Modeling and prediction of peptide drift times in ion mobility spectrometry using sequence-based and structure-based approaches

  • Authors:
  • Yiming Zhang;Quan Jin;Shuting Wang;Ren Ren

  • Affiliations:
  • Hangzhou Center for Disease Control and Prevention (HZCDC), Hangzhou 310021, China;Hangzhou Center for Disease Control and Prevention (HZCDC), Hangzhou 310021, China;Hangzhou Center for Disease Control and Prevention (HZCDC), Hangzhou 310021, China;Hangzhou Center for Disease Control and Prevention (HZCDC), Hangzhou 310021, China

  • Venue:
  • Computers in Biology and Medicine
  • Year:
  • 2011

Quantified Score

Hi-index 0.00

Visualization

Abstract

The mobile behavior of 1481 peptides in ion mobility spectrometry (IMS), which are generated by protease digestion of the Drosophila melanogaster proteome, is modeled and predicted based on two different types of characterization methods, i.e. sequence-based approach and structure-based approach. In this procedure, the sequence-based approach considers both the amino acid composition of a peptide and the local environment profile of each amino acid in the peptide; the structure-based approach is performed with the CODESSA protocol, which regards a peptide as a common organic compound and generates more than 200 statistically significant variables to characterize the whole structure profile of a peptide molecule. Subsequently, the nonlinear support vector machine (SVM) and Gaussian process (GP) as well as linear partial least squares (PLS) regression is employed to correlate the structural parameters of the characterizations with the IMS drift times of these peptides.
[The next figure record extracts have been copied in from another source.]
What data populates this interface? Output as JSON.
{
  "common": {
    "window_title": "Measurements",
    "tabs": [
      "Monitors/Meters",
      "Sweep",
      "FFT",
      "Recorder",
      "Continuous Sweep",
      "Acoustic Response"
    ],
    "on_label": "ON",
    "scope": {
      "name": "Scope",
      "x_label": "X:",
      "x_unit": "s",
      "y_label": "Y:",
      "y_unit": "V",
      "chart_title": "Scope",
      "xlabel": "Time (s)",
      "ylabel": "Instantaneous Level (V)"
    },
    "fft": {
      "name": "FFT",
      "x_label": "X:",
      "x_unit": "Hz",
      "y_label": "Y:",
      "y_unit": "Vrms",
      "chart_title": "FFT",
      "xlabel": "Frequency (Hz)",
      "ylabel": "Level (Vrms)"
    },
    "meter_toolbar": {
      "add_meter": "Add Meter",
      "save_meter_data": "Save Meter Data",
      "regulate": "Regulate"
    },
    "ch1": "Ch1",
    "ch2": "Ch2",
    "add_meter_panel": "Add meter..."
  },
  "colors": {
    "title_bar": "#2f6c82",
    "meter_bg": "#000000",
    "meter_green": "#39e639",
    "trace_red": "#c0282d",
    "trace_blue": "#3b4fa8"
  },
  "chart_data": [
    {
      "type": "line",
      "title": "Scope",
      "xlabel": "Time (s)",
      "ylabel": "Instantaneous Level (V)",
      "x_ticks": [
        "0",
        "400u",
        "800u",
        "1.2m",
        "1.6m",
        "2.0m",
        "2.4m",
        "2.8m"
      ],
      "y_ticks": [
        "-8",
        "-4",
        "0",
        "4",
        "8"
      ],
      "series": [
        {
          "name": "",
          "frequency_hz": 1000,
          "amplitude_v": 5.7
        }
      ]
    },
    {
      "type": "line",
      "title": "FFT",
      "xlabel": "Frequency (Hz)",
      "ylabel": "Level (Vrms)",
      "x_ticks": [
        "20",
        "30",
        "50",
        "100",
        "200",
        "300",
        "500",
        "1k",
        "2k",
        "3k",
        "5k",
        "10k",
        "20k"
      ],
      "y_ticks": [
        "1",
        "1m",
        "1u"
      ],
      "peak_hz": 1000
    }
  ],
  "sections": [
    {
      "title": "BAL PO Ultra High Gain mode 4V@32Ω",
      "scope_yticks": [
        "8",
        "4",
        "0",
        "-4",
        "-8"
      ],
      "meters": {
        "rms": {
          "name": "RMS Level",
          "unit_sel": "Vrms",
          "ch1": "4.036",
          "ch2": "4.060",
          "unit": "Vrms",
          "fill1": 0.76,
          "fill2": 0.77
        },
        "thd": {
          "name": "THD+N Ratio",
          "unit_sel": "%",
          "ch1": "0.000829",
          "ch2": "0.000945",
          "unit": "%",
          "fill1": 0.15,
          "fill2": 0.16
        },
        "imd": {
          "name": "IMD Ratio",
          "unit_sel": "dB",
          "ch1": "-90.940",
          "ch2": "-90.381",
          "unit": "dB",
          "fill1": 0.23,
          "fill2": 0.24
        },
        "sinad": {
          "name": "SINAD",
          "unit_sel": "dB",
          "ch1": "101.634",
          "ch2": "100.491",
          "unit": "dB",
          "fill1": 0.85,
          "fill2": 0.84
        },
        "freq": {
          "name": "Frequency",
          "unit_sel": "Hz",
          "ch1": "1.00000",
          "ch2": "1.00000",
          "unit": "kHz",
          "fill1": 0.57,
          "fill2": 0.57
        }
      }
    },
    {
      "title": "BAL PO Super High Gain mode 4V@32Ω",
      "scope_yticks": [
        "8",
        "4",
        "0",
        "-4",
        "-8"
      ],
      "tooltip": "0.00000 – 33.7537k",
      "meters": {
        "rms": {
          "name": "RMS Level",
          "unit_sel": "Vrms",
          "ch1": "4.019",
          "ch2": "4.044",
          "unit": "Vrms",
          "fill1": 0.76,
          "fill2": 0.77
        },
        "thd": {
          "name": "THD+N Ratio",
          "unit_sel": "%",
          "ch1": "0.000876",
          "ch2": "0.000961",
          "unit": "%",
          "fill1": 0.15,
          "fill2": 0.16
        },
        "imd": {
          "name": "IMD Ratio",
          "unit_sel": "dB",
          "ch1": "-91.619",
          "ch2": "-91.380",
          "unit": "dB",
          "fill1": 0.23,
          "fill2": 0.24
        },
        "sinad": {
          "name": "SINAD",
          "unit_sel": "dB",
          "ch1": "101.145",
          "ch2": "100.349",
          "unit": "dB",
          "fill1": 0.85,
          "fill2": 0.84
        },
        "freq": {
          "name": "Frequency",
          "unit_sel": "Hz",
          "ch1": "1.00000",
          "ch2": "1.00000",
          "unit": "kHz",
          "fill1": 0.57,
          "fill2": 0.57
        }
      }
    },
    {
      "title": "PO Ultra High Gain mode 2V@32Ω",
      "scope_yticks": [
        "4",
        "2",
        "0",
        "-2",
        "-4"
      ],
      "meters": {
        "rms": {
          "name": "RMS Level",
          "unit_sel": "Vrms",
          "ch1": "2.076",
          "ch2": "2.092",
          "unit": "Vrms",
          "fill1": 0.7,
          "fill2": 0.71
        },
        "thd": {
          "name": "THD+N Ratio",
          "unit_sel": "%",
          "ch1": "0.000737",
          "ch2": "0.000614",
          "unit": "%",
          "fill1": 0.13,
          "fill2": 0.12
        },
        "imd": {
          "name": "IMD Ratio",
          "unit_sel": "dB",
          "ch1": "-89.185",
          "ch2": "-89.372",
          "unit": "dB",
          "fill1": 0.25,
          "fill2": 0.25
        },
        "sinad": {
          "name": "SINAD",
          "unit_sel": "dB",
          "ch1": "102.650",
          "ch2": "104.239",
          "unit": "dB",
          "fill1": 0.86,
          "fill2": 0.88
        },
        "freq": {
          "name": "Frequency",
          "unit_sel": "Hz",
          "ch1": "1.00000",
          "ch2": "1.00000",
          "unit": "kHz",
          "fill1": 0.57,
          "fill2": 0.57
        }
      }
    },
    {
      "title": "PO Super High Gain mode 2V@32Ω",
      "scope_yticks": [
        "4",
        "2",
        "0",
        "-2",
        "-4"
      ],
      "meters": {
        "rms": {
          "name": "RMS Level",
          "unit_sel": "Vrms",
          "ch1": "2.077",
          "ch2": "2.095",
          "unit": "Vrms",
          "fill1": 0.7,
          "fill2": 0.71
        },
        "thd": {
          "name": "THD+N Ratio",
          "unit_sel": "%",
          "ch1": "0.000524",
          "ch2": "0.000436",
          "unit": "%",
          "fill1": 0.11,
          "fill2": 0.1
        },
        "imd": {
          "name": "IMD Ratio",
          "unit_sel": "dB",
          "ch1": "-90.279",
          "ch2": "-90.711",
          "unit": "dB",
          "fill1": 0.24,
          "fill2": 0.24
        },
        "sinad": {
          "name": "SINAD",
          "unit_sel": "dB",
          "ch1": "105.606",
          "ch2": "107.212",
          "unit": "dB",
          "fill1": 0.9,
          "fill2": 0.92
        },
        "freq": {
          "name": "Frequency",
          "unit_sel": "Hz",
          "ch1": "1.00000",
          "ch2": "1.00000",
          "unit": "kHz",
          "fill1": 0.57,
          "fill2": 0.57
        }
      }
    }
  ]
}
The obtained quantitative structure-spectrum relationship (QSSR) models are evaluated rigorously and investigated systematically via both one-deep and two-deep cross-validations as well as the rigorous Monte Carlo cross-validation (MCCV). We also give a comprehensive comparison on the resulting statistics arising from the different combinations of variable types with modeling methods and find that the sequence-based approach can give the QSSR models with better fitting ability and predictive power but worse interpretability than the structure-based approach. In addition, though the QSSR modeling using sequence-based approach is not needed for the preparation of the minimization structures of peptides before the modeling, it would be considerably efficient as compared to that using structure-based approach.